Virus’ Presence a Reason for Case Against Ohio Insurer to Proceed: Judge

July 22, 2021

A gym and fitness center in Pennsylvania won a minor victory on July 13 in a dispute with an Ohio-based commercial property insurer over business interruption coverage claims stemming from closures caused by the COVID-19 pandemic.

Judge Terrance R. Nealon with the Court of Common Pleas in Pennsylvania’s Lackwanna County rejected Cincinnati Insurance Co.’s request for dismissal of Brown’s Gym Inc.’s claims against it for denial of coverage, as well as the insured’s allegations of bad faith and insurer breach of contract.

The case is Brown’s Gym Inc. v. The Cincinnati Insurance Co. and C.C. Young and Henkelman Insurance. In its claim for coverage under the “all risk” commercial property policy it purchased from Cincinnati, Brown’s Gym asserted that the presence of coronavirus on its premises and that of neighboring properties constituted damage that prohibited access to its property. The judge agreed that argument was compelling enough for the case against Cincinnati Insurance to go forward.

Brown’s Gym sought and purchased its coverage from Cincinnati Insurance through insurance broker C.C. Young and Henkelman Insurance (C.C. Young), a defendant in the case.

The policy purchased by Brown’s does not include a virus exclusion, therefore, the court wrote that Brown’s expected that the policy would cover “property damage and business interruption losses caused by viruses.” The policy states the insurer will “pay for direct ‘loss’ to Covered Property at the ‘premises’ caused by or resulting any Covered Cause of Loss.” The policy identifies “loss” as being accidental physical loss or damage but it does not define “direct,” “physical” or “damage,” the court noted.
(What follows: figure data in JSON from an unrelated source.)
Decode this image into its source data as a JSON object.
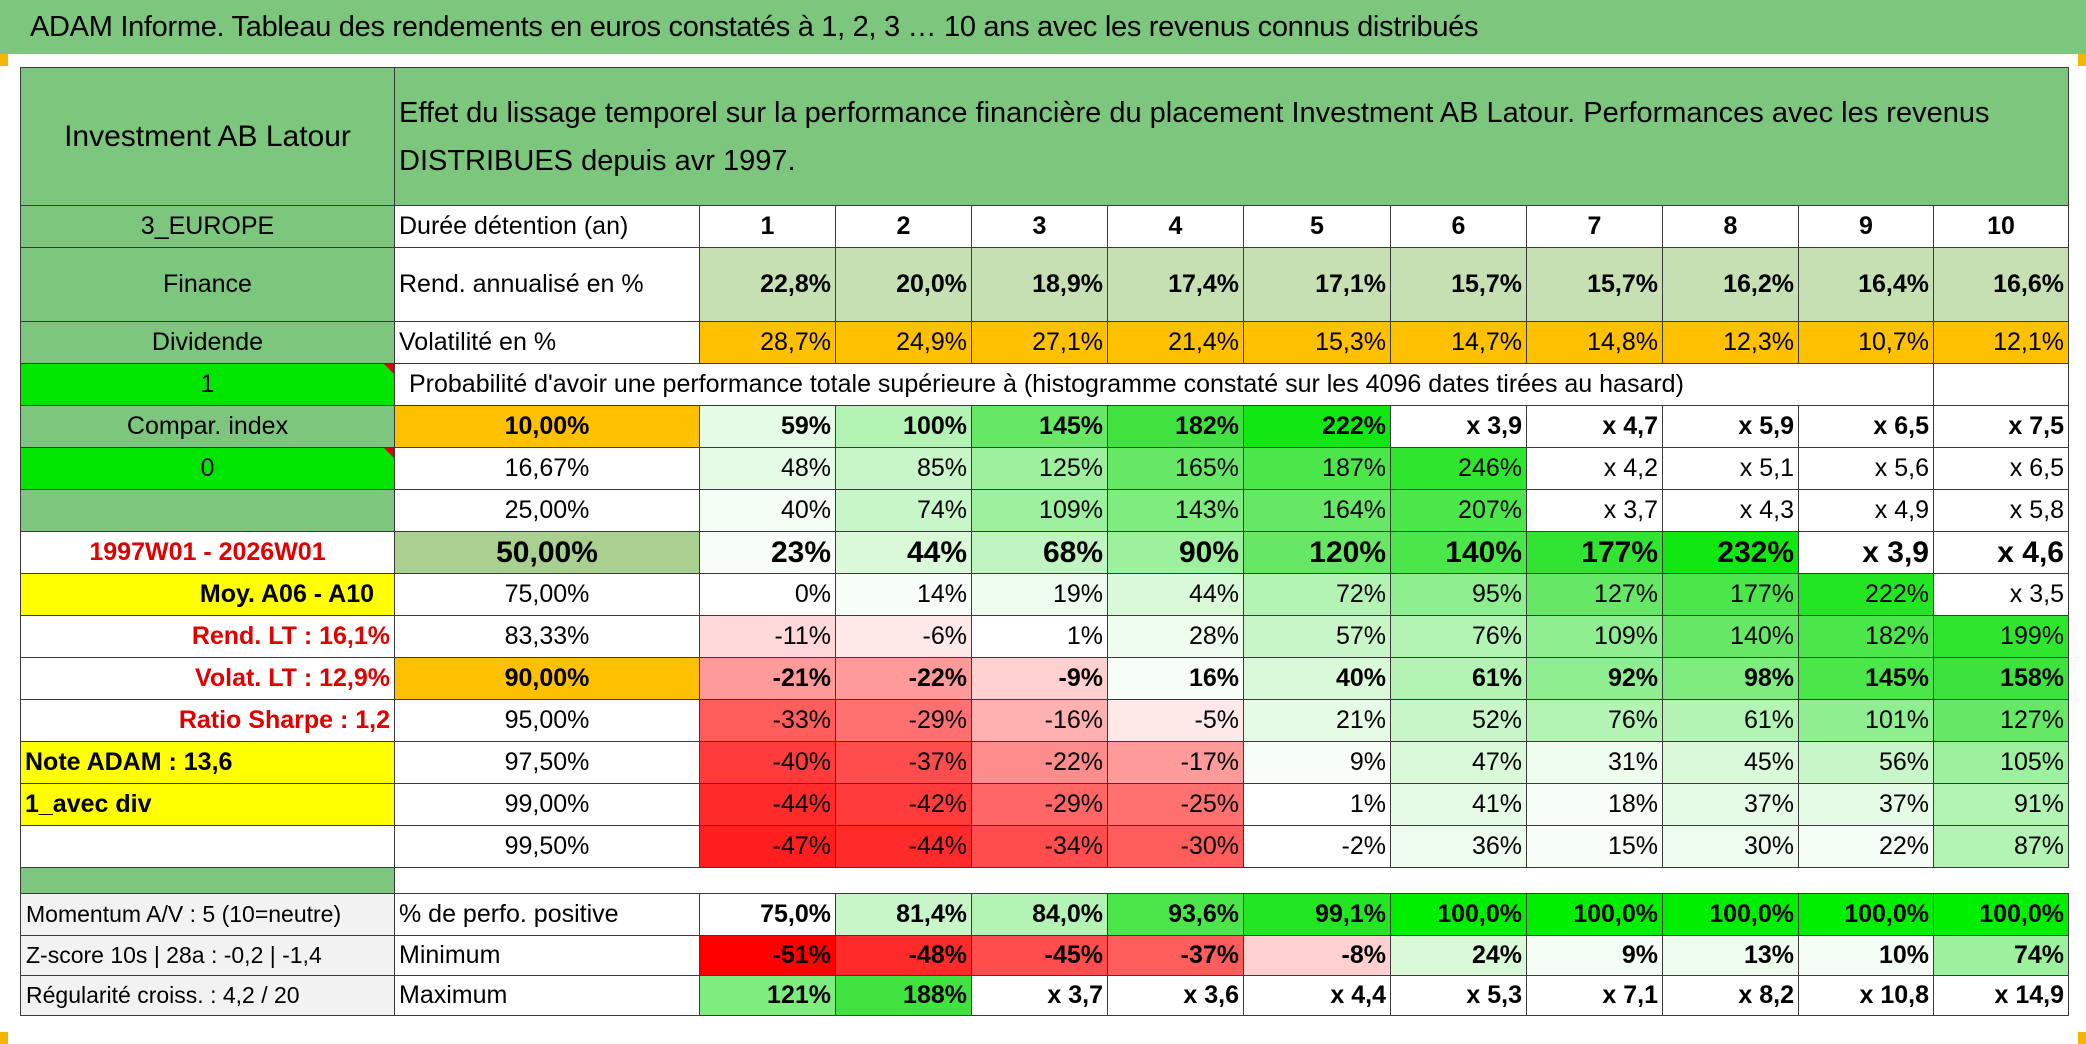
{
  "title": "ADAM Informe. Tableau des rendements en euros constatés à 1, 2, 3 … 10 ans avec les revenus connus distribués",
  "header": {
    "fund_name": "Investment AB Latour",
    "description": "Effet du lissage temporel sur la performance financière du placement Investment AB Latour. Performances avec les revenus DISTRIBUES depuis avr 1997."
  },
  "left_labels": {
    "region": "3_EUROPE",
    "sector": "Finance",
    "type": "Dividende",
    "input1": "1",
    "compar_index": "Compar. index",
    "input0": "0",
    "empty": "",
    "period": "1997W01 - 2026W01",
    "moy": "Moy. A06 - A10",
    "rend_lt": "Rend. LT :    16,1%",
    "volat_lt": "Volat. LT :    12,9%",
    "sharpe": "Ratio Sharpe :    1,2",
    "note": "Note ADAM : 13,6",
    "avec_div": "1_avec div",
    "momentum": "Momentum A/V : 5 (10=neutre)",
    "zscore": "Z-score 10s | 28a : -0,2 | -1,4",
    "regularite": "Régularité croiss. : 4,2 / 20"
  },
  "duration_label": "Durée détention (an)",
  "years": [
    "1",
    "2",
    "3",
    "4",
    "5",
    "6",
    "7",
    "8",
    "9",
    "10"
  ],
  "rend": {
    "label": "Rend. annualisé en %",
    "values": [
      "22,8%",
      "20,0%",
      "18,9%",
      "17,4%",
      "17,1%",
      "15,7%",
      "15,7%",
      "16,2%",
      "16,4%",
      "16,6%"
    ]
  },
  "volat": {
    "label": "Volatilité en %",
    "values": [
      "28,7%",
      "24,9%",
      "27,1%",
      "21,4%",
      "15,3%",
      "14,7%",
      "14,8%",
      "12,3%",
      "10,7%",
      "12,1%"
    ]
  },
  "prob_title": "Probabilité d'avoir une performance totale supérieure à (histogramme constaté sur les 4096 dates tirées au hasard)",
  "prob_rows": [
    {
      "pct": "10,00%",
      "values": [
        "59%",
        "100%",
        "145%",
        "182%",
        "222%",
        "x 3,9",
        "x 4,7",
        "x 5,9",
        "x 6,5",
        "x 7,5"
      ]
    },
    {
      "pct": "16,67%",
      "values": [
        "48%",
        "85%",
        "125%",
        "165%",
        "187%",
        "246%",
        "x 4,2",
        "x 5,1",
        "x 5,6",
        "x 6,5"
      ]
    },
    {
      "pct": "25,00%",
      "values": [
        "40%",
        "74%",
        "109%",
        "143%",
        "164%",
        "207%",
        "x 3,7",
        "x 4,3",
        "x 4,9",
        "x 5,8"
      ]
    },
    {
      "pct": "50,00%",
      "values": [
        "23%",
        "44%",
        "68%",
        "90%",
        "120%",
        "140%",
        "177%",
        "232%",
        "x 3,9",
        "x 4,6"
      ]
    },
    {
      "pct": "75,00%",
      "values": [
        "0%",
        "14%",
        "19%",
        "44%",
        "72%",
        "95%",
        "127%",
        "177%",
        "222%",
        "x 3,5"
      ]
    },
    {
      "pct": "83,33%",
      "values": [
        "-11%",
        "-6%",
        "1%",
        "28%",
        "57%",
        "76%",
        "109%",
        "140%",
        "182%",
        "199%"
      ]
    },
    {
      "pct": "90,00%",
      "values": [
        "-21%",
        "-22%",
        "-9%",
        "16%",
        "40%",
        "61%",
        "92%",
        "98%",
        "145%",
        "158%"
      ]
    },
    {
      "pct": "95,00%",
      "values": [
        "-33%",
        "-29%",
        "-16%",
        "-5%",
        "21%",
        "52%",
        "76%",
        "61%",
        "101%",
        "127%"
      ]
    },
    {
      "pct": "97,50%",
      "values": [
        "-40%",
        "-37%",
        "-22%",
        "-17%",
        "9%",
        "47%",
        "31%",
        "45%",
        "56%",
        "105%"
      ]
    },
    {
      "pct": "99,00%",
      "values": [
        "-44%",
        "-42%",
        "-29%",
        "-25%",
        "1%",
        "41%",
        "18%",
        "37%",
        "37%",
        "91%"
      ]
    },
    {
      "pct": "99,50%",
      "values": [
        "-47%",
        "-44%",
        "-34%",
        "-30%",
        "-2%",
        "36%",
        "15%",
        "30%",
        "22%",
        "87%"
      ]
    }
  ],
  "stats": [
    {
      "label": "% de perfo. positive",
      "values": [
        "75,0%",
        "81,4%",
        "84,0%",
        "93,6%",
        "99,1%",
        "100,0%",
        "100,0%",
        "100,0%",
        "100,0%",
        "100,0%"
      ]
    },
    {
      "label": "Minimum",
      "values": [
        "-51%",
        "-48%",
        "-45%",
        "-37%",
        "-8%",
        "24%",
        "9%",
        "13%",
        "10%",
        "74%"
      ]
    },
    {
      "label": "Maximum",
      "values": [
        "121%",
        "188%",
        "x 3,7",
        "x 3,6",
        "x 4,4",
        "x 5,3",
        "x 7,1",
        "x 8,2",
        "x 10,8",
        "x 14,9"
      ]
    }
  ],
  "colors": {
    "header_green": "#7dc67d",
    "pale_green": "#c6e0b4",
    "orange": "#ffc000",
    "lime": "#00e600",
    "yellow": "#ffff00",
    "red_text": "#e00000",
    "bright_green": "#00ee00",
    "strong_red": "#ff0000"
  }
}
The policy period for Brown’s Gym’s policy from Cincinnati extended from May 5, 2019, to May 5, 2020. Pennsylvania Gov. Tom Wolf on March 6, 2020, declared a disaster emergency due to the coronavirus pandemic and on March 19, 2020, mandated the closure of all non “life sustaining” businesses. Brown’s Gym did not fall into the category of “life sustaining.”

In its denial of coverage, Cincinnati Insurance maintained that no direct physical loss occurred as a result of the governmentally forced closures brought on by the coronavirus pandemic. Brown’s Gym, however, “gym specifically alleged that the COVID-19 virus was actually present on its covered premises and the neighboring properties, and that all access to the insured property was prohibited as a result,” which resulted in a loss, the court document states.

Because of its assertion its virus-related losses are covered by the policy, Brown’s Gym asked not only for coverage promised under the policy but because of Cincinnati’s denial, the gym said was premature, it also sought “compensatory damages for breach of insurance agreement and extra-contractual damages for insurer bad faith.”

Brown’s Gym also asserted claims against C.C. Young for negligence and negligent representation. C.C. Young filed preliminary objections to the claims against it, arguing that: the broker did not owe a duty to the gym; the “reasonable expectations” doctrine does not apply to a commercial insured; and that the broker was not a named party to the insurance contract. In an order dated Dec. 18, 2020, however, the court rejected C.C. Young s argument for removal from the case.

In the current pleading Cincinnati maintains, among other things, that the gym’s claims for declaratory judgement, breach of conduct and bad faith claims are “insufficient,” due to the lack of direct or physical loss to the property, a condition of coverage under the policy.

But the court found that because the gym specifically attested to the fact that the “virus was a continuous presence on its property … it sufficiently alleged ‘direct physical loss’ under the ‘physical contamination'” theory as a necessary condition to coverage.

Judge Nealon also took Cincinnati to task regarding Brown’s Gym’s allegations that the carrier prematurely dismissed the insured’s business interruption claim, misrepresented the terms of the policy, and invoked an irrelevant “pollutant exclusion” as a reason to deny the claim.

“Equally troubling is Brown’s contention that, instead of investigating and evaluating its claims based upon the facts and governing law, Cincinnati’s denial of coverage was motivated by its desire to preempt its own financial exposure to the economic fallout resulting from the COVID-19 crisis,” Nealon wrote.

“In light of the gym’s assertions that the insurer misrepresented the policy terms and monetary limits to the gym and denied the gym’s coverage request based on the insurer’s own economic considerations, rather than the merits of the claim, the insurer’s demurrer to the gym’s declaratory judgment, breach of contract, and bad faith claims will be overruled,” Judge Nealon wrote.

Judge Nealon gave Cincinnati Insurance 20 days to file a “responsive pleading to the complaint.”